Not only were both White and Rideout, 28, arrested after fare beating — they were also nabbed by the same four officers.
“A decision was made to infuse more cops into the subway” following the pair of arrests, Kemper said at the time.
However, increased police enforcement on the subway will have little effect if there are no consequences for those who break the law, experts said.
“Once the bad guys know cops are looking at these things and they’re going to lock people up for jumping the turnstile, then it will deter people” Joseph Giacalone, a retired NYPD sergeant and adjunct professor at John Jay College of Criminal Justice, said. “But if you’re not going to prosecute . . . it doesn’t mean anything.”
“The police should do it no matter what the DA is going to do because you’re going to get guns off the street, knives off the street, you’re going to keep riders safe,” he added.
Meanwhile, the MTA has been quietly implementing surveillance technology in some stations, using artificial intelligence to spot fare-beaters, according to an MTA report published in May.
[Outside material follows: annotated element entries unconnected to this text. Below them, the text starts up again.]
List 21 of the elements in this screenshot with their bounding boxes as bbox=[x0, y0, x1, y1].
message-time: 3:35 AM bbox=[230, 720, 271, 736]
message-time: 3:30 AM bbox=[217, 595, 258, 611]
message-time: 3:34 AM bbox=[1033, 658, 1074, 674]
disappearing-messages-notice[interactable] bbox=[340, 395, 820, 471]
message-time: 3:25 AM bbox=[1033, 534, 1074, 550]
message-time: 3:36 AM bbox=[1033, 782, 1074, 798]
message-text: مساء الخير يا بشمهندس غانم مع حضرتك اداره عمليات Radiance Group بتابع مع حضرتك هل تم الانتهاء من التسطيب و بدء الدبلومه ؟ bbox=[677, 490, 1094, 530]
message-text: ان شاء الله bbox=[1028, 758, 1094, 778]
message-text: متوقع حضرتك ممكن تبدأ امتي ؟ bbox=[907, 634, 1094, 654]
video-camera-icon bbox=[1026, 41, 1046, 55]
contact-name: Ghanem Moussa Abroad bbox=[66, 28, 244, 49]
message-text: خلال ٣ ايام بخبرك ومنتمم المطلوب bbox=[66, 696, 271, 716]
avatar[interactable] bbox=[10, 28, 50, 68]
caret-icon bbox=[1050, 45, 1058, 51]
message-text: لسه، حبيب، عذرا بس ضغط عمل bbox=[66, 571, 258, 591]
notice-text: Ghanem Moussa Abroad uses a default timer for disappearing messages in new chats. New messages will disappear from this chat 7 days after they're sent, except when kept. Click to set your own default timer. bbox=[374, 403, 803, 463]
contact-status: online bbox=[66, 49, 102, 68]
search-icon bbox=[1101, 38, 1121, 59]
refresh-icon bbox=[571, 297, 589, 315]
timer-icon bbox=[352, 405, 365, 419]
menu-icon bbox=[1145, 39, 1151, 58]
The system is meant to collect fare beating data and does not notify police in real time of fare evaders.
The MTA, which lost more than $500 million to fare evasion last year, is cracking down on fare-beaters on buses and replacing the locks on more than 1,600 subway tunnel emergency gates, according to the agency’s latest monthly Key Performance Metrics report released this week.
Turnstiles across the city are also expected to be modified over the next two years to prevent “back-cocking,” which is when fare-evaders pull the turnstile back enabling them to walk through without paying, a Transit official said Monday.
The MTA was considering other solutions to stop fare-beaters including putting a sleeve on turnstiles that adds height to the bar, making it more difficult to hop over.